In an analysis of nearly 150,000 patients who underwent colorectal surgery over a 5-year period, those who had open procedures "were almost twice as likely to develop [venous thromboembolism] compared with patients" who had minimally invasive surgery, say researchers from the University of California-Irvine Medical Center. Specifically, 1.44% of open surgery patients developed VTE, compared with 0.83% of laparoscopic surgery patients.
The decreased risk of blood clotting may be attributed to the shorter recovery times, reduced post-op pain and reduced bowel obstruction associated with laparoscopic vs. open surgery, suggest the researchers.

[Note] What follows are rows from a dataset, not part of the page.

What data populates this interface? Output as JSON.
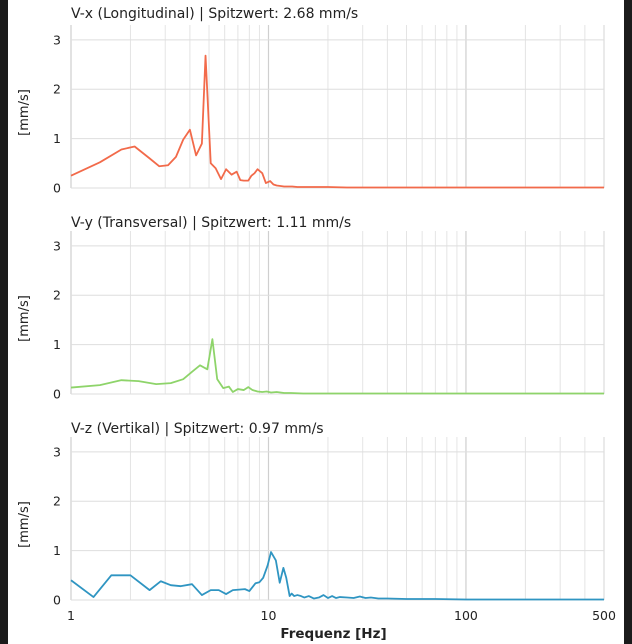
{
  "chart_data": [
    {
      "type": "line",
      "title": "V-x (Longitudinal) | Spitzwert: 2.68 mm/s",
      "ylabel": "[mm/s]",
      "xscale": "log",
      "xlim": [
        1,
        500
      ],
      "ylim": [
        0,
        3.3
      ],
      "yticks": [
        0,
        1,
        2,
        3
      ],
      "color": "#f26a4a",
      "grid": true,
      "x": [
        1,
        1.4,
        1.8,
        2.1,
        2.5,
        2.8,
        3.1,
        3.4,
        3.7,
        4.0,
        4.3,
        4.6,
        4.8,
        5.1,
        5.4,
        5.75,
        6.1,
        6.5,
        6.9,
        7.2,
        7.5,
        7.9,
        8.2,
        8.5,
        8.8,
        9.3,
        9.7,
        10.2,
        10.6,
        11.0,
        11.5,
        12.0,
        12.6,
        13.2,
        14,
        15,
        17,
        20,
        25,
        30,
        40,
        60,
        100,
        200,
        500
      ],
      "y": [
        0.25,
        0.52,
        0.78,
        0.84,
        0.6,
        0.44,
        0.46,
        0.63,
        0.98,
        1.18,
        0.66,
        0.9,
        2.68,
        0.5,
        0.4,
        0.18,
        0.38,
        0.27,
        0.33,
        0.16,
        0.15,
        0.15,
        0.25,
        0.3,
        0.38,
        0.3,
        0.1,
        0.14,
        0.07,
        0.05,
        0.04,
        0.03,
        0.03,
        0.03,
        0.02,
        0.02,
        0.02,
        0.02,
        0.01,
        0.01,
        0.01,
        0.01,
        0.01,
        0.01,
        0.01
      ]
    },
    {
      "type": "line",
      "title": "V-y (Transversal) | Spitzwert: 1.11 mm/s",
      "ylabel": "[mm/s]",
      "xscale": "log",
      "xlim": [
        1,
        500
      ],
      "ylim": [
        0,
        3.3
      ],
      "yticks": [
        0,
        1,
        2,
        3
      ],
      "color": "#8ed46a",
      "grid": true,
      "x": [
        1,
        1.4,
        1.8,
        2.2,
        2.7,
        3.2,
        3.7,
        4.1,
        4.5,
        4.9,
        5.2,
        5.5,
        5.9,
        6.3,
        6.6,
        7.0,
        7.5,
        7.9,
        8.3,
        8.8,
        9.3,
        9.8,
        10.3,
        11,
        12,
        13,
        15,
        18,
        25,
        40,
        100,
        500
      ],
      "y": [
        0.13,
        0.18,
        0.28,
        0.26,
        0.2,
        0.22,
        0.3,
        0.45,
        0.58,
        0.5,
        1.11,
        0.3,
        0.12,
        0.15,
        0.04,
        0.1,
        0.08,
        0.14,
        0.08,
        0.05,
        0.04,
        0.05,
        0.03,
        0.04,
        0.02,
        0.02,
        0.01,
        0.01,
        0.01,
        0.01,
        0.01,
        0.01
      ]
    },
    {
      "type": "line",
      "title": "V-z (Vertikal) | Spitzwert: 0.97 mm/s",
      "ylabel": "[mm/s]",
      "xscale": "log",
      "xlim": [
        1,
        500
      ],
      "ylim": [
        0,
        3.3
      ],
      "yticks": [
        0,
        1,
        2,
        3
      ],
      "xticks": [
        1,
        10,
        100,
        500
      ],
      "xlabel": "Frequenz [Hz]",
      "color": "#2f95c2",
      "grid": true,
      "x": [
        1,
        1.3,
        1.6,
        2.0,
        2.5,
        2.85,
        3.2,
        3.6,
        4.1,
        4.6,
        5.1,
        5.6,
        6.1,
        6.6,
        7.1,
        7.6,
        8.0,
        8.6,
        9.0,
        9.4,
        9.9,
        10.3,
        10.9,
        11.4,
        11.9,
        12.3,
        12.8,
        13.1,
        13.5,
        14.0,
        14.6,
        15.2,
        16,
        17,
        18,
        19,
        20,
        21,
        22,
        23,
        25,
        27,
        29,
        31,
        33,
        36,
        40,
        50,
        70,
        100,
        200,
        500
      ],
      "y": [
        0.4,
        0.06,
        0.5,
        0.5,
        0.2,
        0.38,
        0.3,
        0.28,
        0.32,
        0.1,
        0.2,
        0.2,
        0.12,
        0.2,
        0.21,
        0.22,
        0.18,
        0.34,
        0.36,
        0.45,
        0.7,
        0.97,
        0.8,
        0.35,
        0.65,
        0.45,
        0.08,
        0.13,
        0.08,
        0.1,
        0.08,
        0.05,
        0.08,
        0.03,
        0.05,
        0.1,
        0.04,
        0.08,
        0.04,
        0.06,
        0.05,
        0.04,
        0.07,
        0.04,
        0.05,
        0.03,
        0.03,
        0.02,
        0.02,
        0.01,
        0.01,
        0.01
      ]
    }
  ]
}
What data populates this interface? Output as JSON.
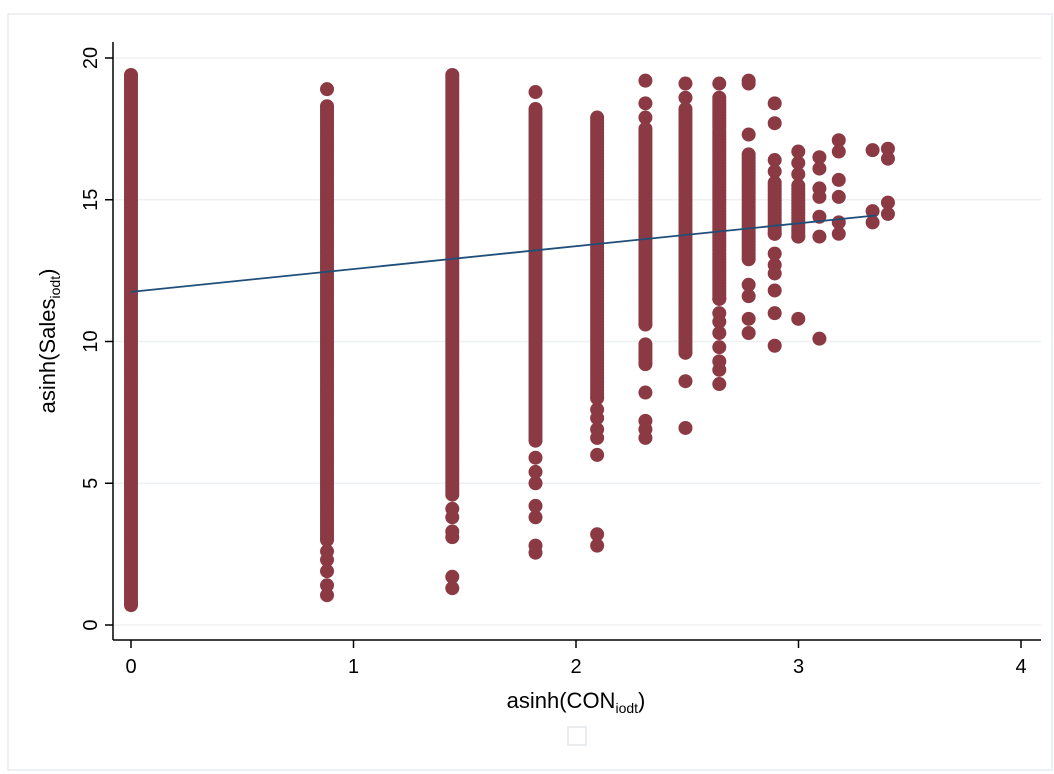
{
  "chart_data": {
    "type": "scatter",
    "title": "",
    "xlabel": {
      "base": "asinh(CON",
      "sub": "iodt",
      "close": ")"
    },
    "ylabel": {
      "base": "asinh(Sales",
      "sub": "iodt",
      "close": ")"
    },
    "xlim": [
      0,
      4
    ],
    "ylim": [
      0,
      20
    ],
    "xticks": [
      0,
      1,
      2,
      3,
      4
    ],
    "yticks": [
      0,
      5,
      10,
      15,
      20
    ],
    "grid": "horizontal",
    "legend": "bottom-center (empty)",
    "colors": {
      "points": "#8b3a44",
      "fit_line": "#1f4e79",
      "grid": "#eef1f3",
      "frame": "#e8ecef"
    },
    "columns": [
      {
        "x": 0.0,
        "ranges": [
          [
            0.7,
            19.4
          ]
        ],
        "points": []
      },
      {
        "x": 0.881,
        "ranges": [
          [
            3.0,
            18.3
          ]
        ],
        "points": [
          1.05,
          1.4,
          1.9,
          2.3,
          2.6,
          18.9
        ]
      },
      {
        "x": 1.444,
        "ranges": [
          [
            4.6,
            19.4
          ]
        ],
        "points": [
          1.3,
          1.7,
          3.1,
          3.3,
          3.8,
          4.1
        ]
      },
      {
        "x": 1.818,
        "ranges": [
          [
            6.5,
            18.2
          ]
        ],
        "points": [
          2.55,
          2.8,
          3.8,
          4.2,
          5.0,
          5.4,
          5.9,
          18.8
        ]
      },
      {
        "x": 2.095,
        "ranges": [
          [
            8.0,
            17.9
          ]
        ],
        "points": [
          2.8,
          3.2,
          6.0,
          6.6,
          6.9,
          7.3,
          7.6
        ]
      },
      {
        "x": 2.312,
        "ranges": [
          [
            10.6,
            17.5
          ],
          [
            9.2,
            9.9
          ]
        ],
        "points": [
          6.6,
          6.9,
          7.2,
          8.2,
          17.9,
          18.4,
          19.2
        ]
      },
      {
        "x": 2.492,
        "ranges": [
          [
            9.6,
            18.2
          ]
        ],
        "points": [
          6.95,
          8.6,
          18.6,
          19.1
        ]
      },
      {
        "x": 2.644,
        "ranges": [
          [
            11.5,
            18.6
          ]
        ],
        "points": [
          8.5,
          9.0,
          9.3,
          9.8,
          10.3,
          10.7,
          11.0,
          19.1
        ]
      },
      {
        "x": 2.776,
        "ranges": [
          [
            12.9,
            16.6
          ]
        ],
        "points": [
          10.3,
          10.8,
          11.6,
          12.0,
          17.3,
          19.1,
          19.2
        ]
      },
      {
        "x": 2.893,
        "ranges": [
          [
            13.8,
            15.6
          ]
        ],
        "points": [
          9.85,
          11.0,
          11.8,
          12.4,
          12.7,
          13.1,
          16.0,
          16.4,
          17.7,
          18.4
        ]
      },
      {
        "x": 2.999,
        "ranges": [
          [
            13.7,
            15.5
          ]
        ],
        "points": [
          10.8,
          15.9,
          16.3,
          16.7
        ]
      },
      {
        "x": 3.094,
        "ranges": [],
        "points": [
          10.1,
          13.7,
          14.4,
          15.1,
          15.4,
          16.1,
          16.5
        ]
      },
      {
        "x": 3.181,
        "ranges": [],
        "points": [
          13.8,
          14.2,
          15.1,
          15.7,
          16.7,
          17.1
        ]
      },
      {
        "x": 3.333,
        "ranges": [],
        "points": [
          14.2,
          14.6,
          16.75
        ]
      },
      {
        "x": 3.402,
        "ranges": [],
        "points": [
          14.5,
          14.9,
          16.45,
          16.8
        ]
      }
    ],
    "fit_line": {
      "x": [
        0,
        3.35
      ],
      "y": [
        11.75,
        14.45
      ]
    }
  }
}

Basing their analysis on National Inpatient Sample data from about 20% of U.S. hospitals between 2002 and 2006, the authors also identify several other statistically significant risk factors for VTE among colorectal surgery patients, including inflammatory bowel disease, patients undergoing rectal resections, cancer, obesity and congestive heart failure.
"These findings may help colorectal surgeons use appropriate VTE prophylaxis for patients" undergoing such procedures, write the authors.
"VTE is one factor for mortality associated with colorectal surgery. Anything you can do to reduce the incidence should be utilized," says co-author Ninh Nguyen, MD. He noted that just because the risk is lower for patients having minimally invasive procedures doesn't mean you can eliminate prophylaxis for those patients.